I don't need to be utilitarian however. All the above inhibitions are trumped by a more fundamental predicate of friendship: honesty. You can't have a good friendship if you hide your true beliefs or feelings, including about effective giving. Friends share things with each other; if there is something you strongly believe in, they deserve to know.

That's fine then. And how do you avoid appearing superior? Well, simply because you aren't. You simply have beliefs, which by that token are as worthy of presumptive validity and as worthy of discussion as anyone else's. One of the main strengths of effective altruism is it’s non-dogmatism; everything we do is evidence-based, and we’re aware of the fact that there isn’t really any absolutely 100% concrete way to rank charities so we’re open to any new ideas. Drawing on that non-dogmatic character allows us to bring due humility with us into any discussion about pledging.
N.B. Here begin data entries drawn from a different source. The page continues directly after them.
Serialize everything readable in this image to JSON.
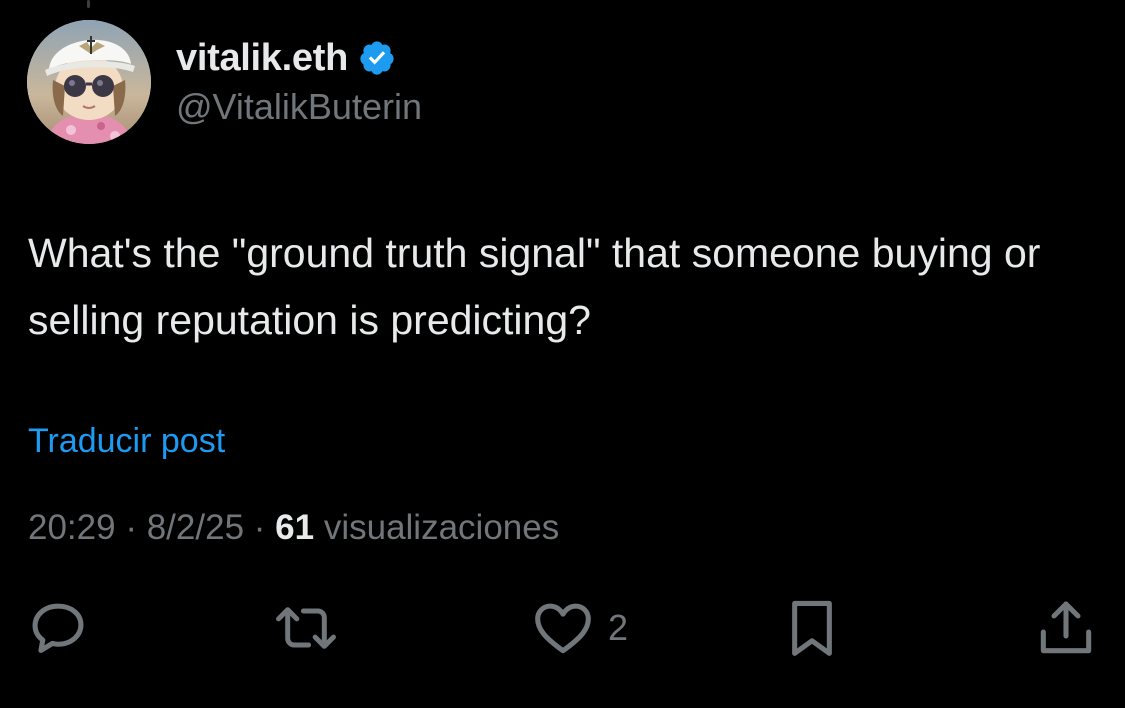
{
  "author": {
    "display_name": "vitalik.eth",
    "handle": "@VitalikButerin",
    "verified": true,
    "verified_color": "#1d9bf0"
  },
  "post": {
    "text": "What's the \"ground truth signal\" that someone buying or selling reputation is predicting?",
    "translate_label": "Traducir post"
  },
  "meta": {
    "time": "20:29",
    "separator": "·",
    "date": "8/2/25",
    "views_count": "61",
    "views_label": "visualizaciones"
  },
  "actions": {
    "reply_icon": "reply-icon",
    "repost_icon": "repost-icon",
    "like_icon": "heart-icon",
    "like_count": "2",
    "bookmark_icon": "bookmark-icon",
    "share_icon": "share-icon"
  },
  "colors": {
    "background": "#000000",
    "primary_text": "#e7e9ea",
    "secondary_text": "#71767b",
    "link": "#1d9bf0"
  }
}
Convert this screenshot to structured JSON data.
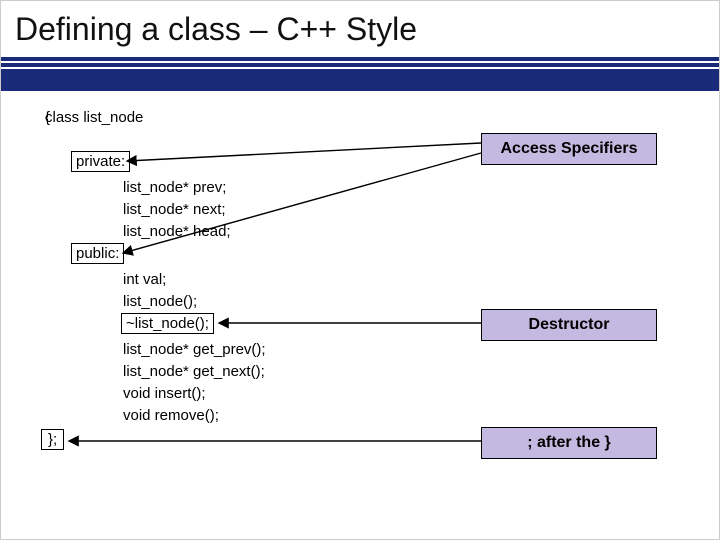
{
  "title": "Defining a class – C++ Style",
  "code": {
    "decl": "class list_node",
    "open": "{",
    "priv": "private:",
    "m1": "list_node* prev;",
    "m2": "list_node* next;",
    "m3": "list_node* head;",
    "pub": "public:",
    "p1": "int val;",
    "p2": "list_node();",
    "p3": "~list_node();",
    "p4": "list_node* get_prev();",
    "p5": "list_node* get_next();",
    "p6": "void insert();",
    "p7": "void remove();",
    "close": "};"
  },
  "callouts": {
    "access": "Access Specifiers",
    "destructor": "Destructor",
    "semi": "; after the }"
  }
}
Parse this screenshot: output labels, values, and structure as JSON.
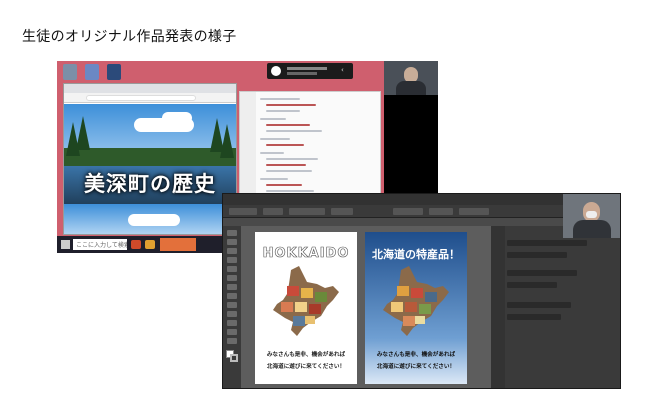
{
  "page": {
    "title": "生徒のオリジナル作品発表の様子"
  },
  "screenshot_browser": {
    "heading": "美深町の歴史",
    "taskbar_search": "ここに入力して検索"
  },
  "screenshot_illustrator": {
    "artboard_left": {
      "title": "HOKKAIDO",
      "message_line1": "みなさんも是非、機会があれば",
      "message_line2": "北海道に遊びに来てください！"
    },
    "artboard_right": {
      "title": "北海道の特産品！",
      "message_line1": "みなさんも是非、機会があれば",
      "message_line2": "北海道に遊びに来てください！"
    }
  },
  "colors": {
    "desktop": "#cf5f6e",
    "artboard_right_top": "#1f4e8c"
  }
}
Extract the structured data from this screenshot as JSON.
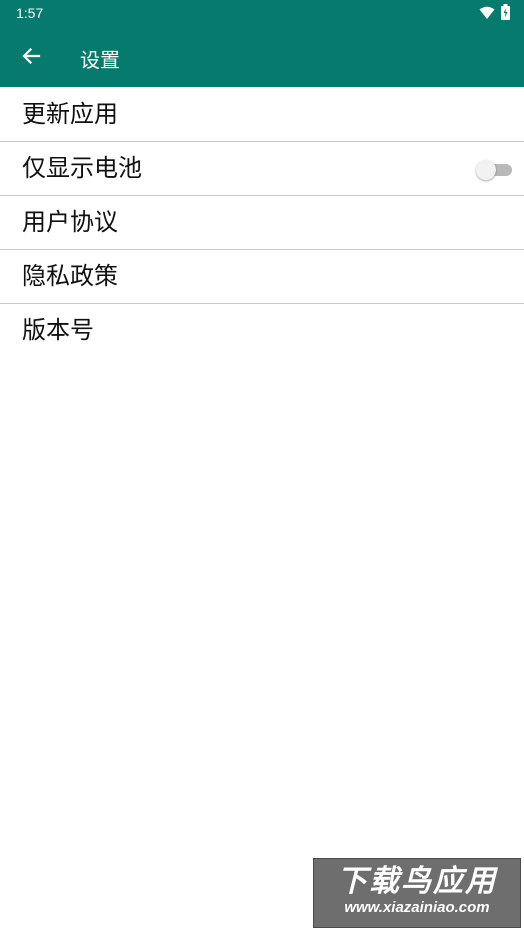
{
  "status_bar": {
    "time": "1:57",
    "icons": [
      "wifi-icon",
      "battery-icon"
    ]
  },
  "app_bar": {
    "title": "设置",
    "back_icon": "arrow-left-icon",
    "background": "#067a6c"
  },
  "settings": {
    "items": [
      {
        "label": "更新应用"
      },
      {
        "label": "仅显示电池",
        "toggle": "off"
      },
      {
        "label": "用户协议"
      },
      {
        "label": "隐私政策"
      },
      {
        "label": "版本号"
      }
    ]
  },
  "watermark": {
    "line1": "下载鸟应用",
    "line2": "www.xiazainiao.com"
  }
}
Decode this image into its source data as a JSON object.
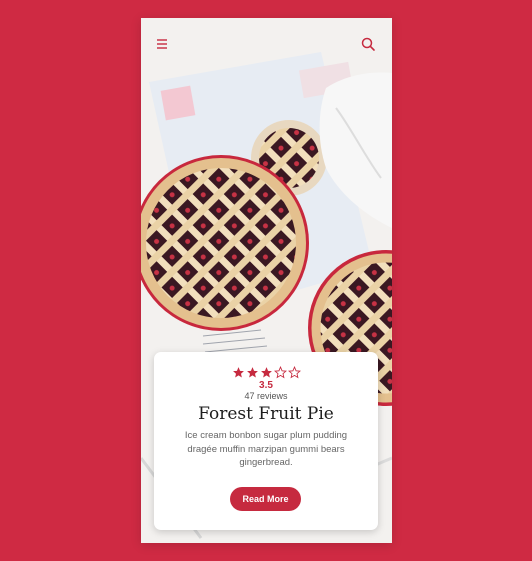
{
  "header": {
    "menu_icon": "hamburger-menu-icon",
    "search_icon": "search-icon"
  },
  "recipe": {
    "rating_value": 3.5,
    "rating_text": "3.5",
    "reviews_text": "47 reviews",
    "title": "Forest Fruit Pie",
    "description": "Ice cream bonbon sugar plum pudding dragée muffin marzipan gummi bears gingerbread.",
    "button_label": "Read More"
  },
  "colors": {
    "background": "#cf2a43",
    "accent": "#c62a3f",
    "card": "#ffffff"
  }
}
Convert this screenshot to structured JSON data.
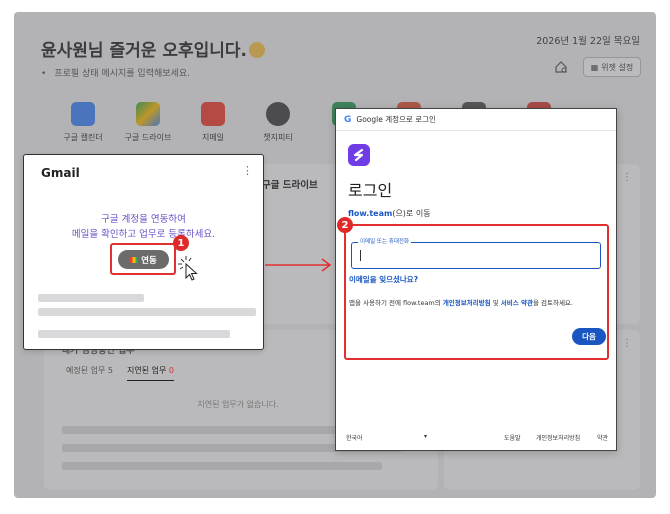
{
  "header": {
    "greeting": "윤사원님 즐거운 오후입니다.",
    "status_placeholder": "프로필 상태 메시지를 입력해보세요.",
    "date": "2026년 1월 22일 목요일",
    "widget_settings": "위젯 설정"
  },
  "apps": [
    {
      "label": "구글 캘린더",
      "color": "#4285f4"
    },
    {
      "label": "구글 드라이브",
      "color": "#34a853"
    },
    {
      "label": "지메일",
      "color": "#ea4335"
    },
    {
      "label": "챗지피티",
      "color": "#444444"
    }
  ],
  "gmail_widget": {
    "title": "Gmail",
    "message_line1": "구글 계정을 연동하여",
    "message_line2": "메일을 확인하고 업무로 등록하세요.",
    "connect_label": "연동",
    "step": "1"
  },
  "drive_widget": {
    "title": "구글 드라이브"
  },
  "tasks_widget": {
    "title": "내가 담당중인 업무",
    "tab_scheduled": "예정된 업무 5",
    "tab_delayed": "지연된 업무",
    "tab_delayed_count": "0",
    "empty": "지연된 업무가 없습니다."
  },
  "google_signin": {
    "window_title": "Google 계정으로 로그인",
    "heading": "로그인",
    "target_link": "flow.team",
    "target_suffix": "(으)로 이동",
    "field_label": "이메일 또는 휴대전화",
    "forgot": "이메일을 잊으셨나요?",
    "policy_prefix": "앱을 사용하기 전에 flow.team의 ",
    "policy_link1": "개인정보처리방침",
    "policy_mid": " 및 ",
    "policy_link2": "서비스 약관",
    "policy_suffix": "을 검토하세요.",
    "next": "다음",
    "step": "2",
    "footer": {
      "language": "한국어",
      "help": "도움말",
      "privacy": "개인정보처리방침",
      "terms": "약관"
    }
  },
  "colors": {
    "accent": "#1a56c2",
    "highlight": "#e23030",
    "purple_text": "#6a4fc8"
  }
}
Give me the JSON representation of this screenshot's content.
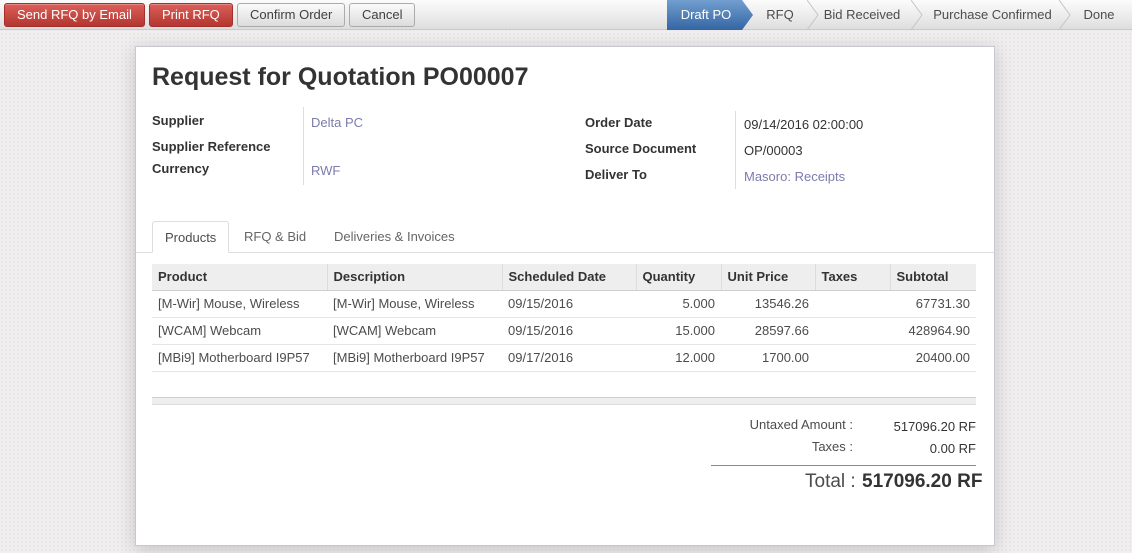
{
  "toolbar": {
    "send_rfq": "Send RFQ by Email",
    "print_rfq": "Print RFQ",
    "confirm_order": "Confirm Order",
    "cancel": "Cancel"
  },
  "statusbar": {
    "steps": [
      "Draft PO",
      "RFQ",
      "Bid Received",
      "Purchase Confirmed",
      "Done"
    ],
    "active": "Draft PO"
  },
  "form": {
    "title_prefix": "Request for Quotation",
    "title_number": "PO00007",
    "supplier_label": "Supplier",
    "supplier_value": "Delta PC",
    "supplier_ref_label": "Supplier Reference",
    "supplier_ref_value": "",
    "currency_label": "Currency",
    "currency_value": "RWF",
    "order_date_label": "Order Date",
    "order_date_value": "09/14/2016 02:00:00",
    "source_doc_label": "Source Document",
    "source_doc_value": "OP/00003",
    "deliver_to_label": "Deliver To",
    "deliver_to_value": "Masoro: Receipts"
  },
  "tabs": [
    "Products",
    "RFQ & Bid",
    "Deliveries & Invoices"
  ],
  "table": {
    "headers": [
      "Product",
      "Description",
      "Scheduled Date",
      "Quantity",
      "Unit Price",
      "Taxes",
      "Subtotal"
    ],
    "rows": [
      [
        "[M-Wir] Mouse, Wireless",
        "[M-Wir] Mouse, Wireless",
        "09/15/2016",
        "5.000",
        "13546.26",
        "",
        "67731.30"
      ],
      [
        "[WCAM] Webcam",
        "[WCAM] Webcam",
        "09/15/2016",
        "15.000",
        "28597.66",
        "",
        "428964.90"
      ],
      [
        "[MBi9] Motherboard I9P57",
        "[MBi9] Motherboard I9P57",
        "09/17/2016",
        "12.000",
        "1700.00",
        "",
        "20400.00"
      ]
    ]
  },
  "totals": {
    "untaxed_label": "Untaxed Amount :",
    "untaxed_value": "517096.20 RF",
    "taxes_label": "Taxes :",
    "taxes_value": "0.00 RF",
    "total_label": "Total :",
    "total_value": "517096.20 RF"
  },
  "colors": {
    "primary_button": "#c9302c",
    "active_step": "#4a7bbf",
    "link": "#7c7bad"
  }
}
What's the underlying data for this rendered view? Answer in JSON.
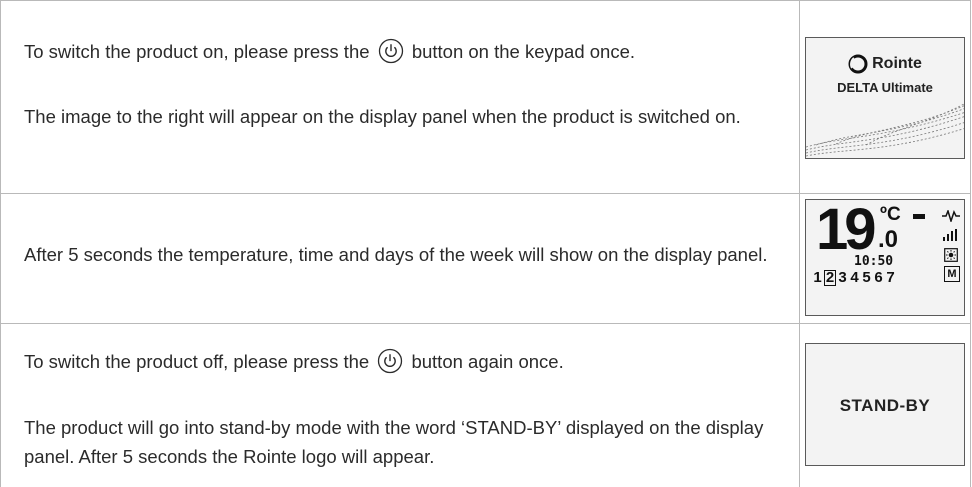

Thus you are now completely de-inhibited (and even if you aren't the line I've followed here should generally help: go into yourself, analyse your own grounds for being inhibited, and evaluate them. If you see they are without good reason they should go.)

So, let's say you are now completely de-inhibited and want to talk about the pledge. What's next? What do you say?

It's not so difficult. We like to talk about what we do. So if you are reading a book or blog about effective altruism, or have gone to a stimulating GWWC talk, or have done some fundraising for the Schistosomiasis Control Initiative, or done volunteer work with a local chapter, all of these worthy subjects can be answers to the question, 'What've you been up to?' (I advise you to practice saying "schistosomiasis” - it’s “SHIST-oh-so-MY-ass-iss”, if you’re wondering). I find myself talking about effective giving and pledging when people bring up the subject of charity, which people do surprisingly often; and people seem to appreciate my input, because it is apposite. It is a question of recognising the cues and opportunities when they arise. This is easy to do once you start watching for them.

Once the conversation starts, focus on the positive. Present donating as an opportunity rather than an obligation; reveal that giving is a source of much happiness to you; emphasise how good the good charities are and don't waste breath describing the dreadfulness of the so-called "bad" ones (remember that half of what Giving What We Can does is tries to persuade people to give at all, and in the overwhelming majority of cases, any giving is better than none).

Listen, since the best conversations are usually not monologues. Do your best to raise and discuss views antithetical to your own. Refrain from ranting, cajoling, pressuring and pontificating. And if you are bringing too much passion to the table? Then go ahead and express that passion. Ignore what I said earlier. Life is too interesting to be expressed in monotone. Do all these things and everyone will be happy.

This is but a brief resumé. There are a large amount of resources here on how to approach the conversation, including what to say should your friends balk at the magnitude of giving 10%. I recommend checking them out.

In summary: tell your friends about Giving What We Can. They will thank you for it. Your friends are interested in what interests you. In a spirit of openness, honesty and general good-naturedness, reveal to them that remarkable fact: we're capable of radically altering the lives of others for the better. A fine thing to know and a fine secret to let other people in on.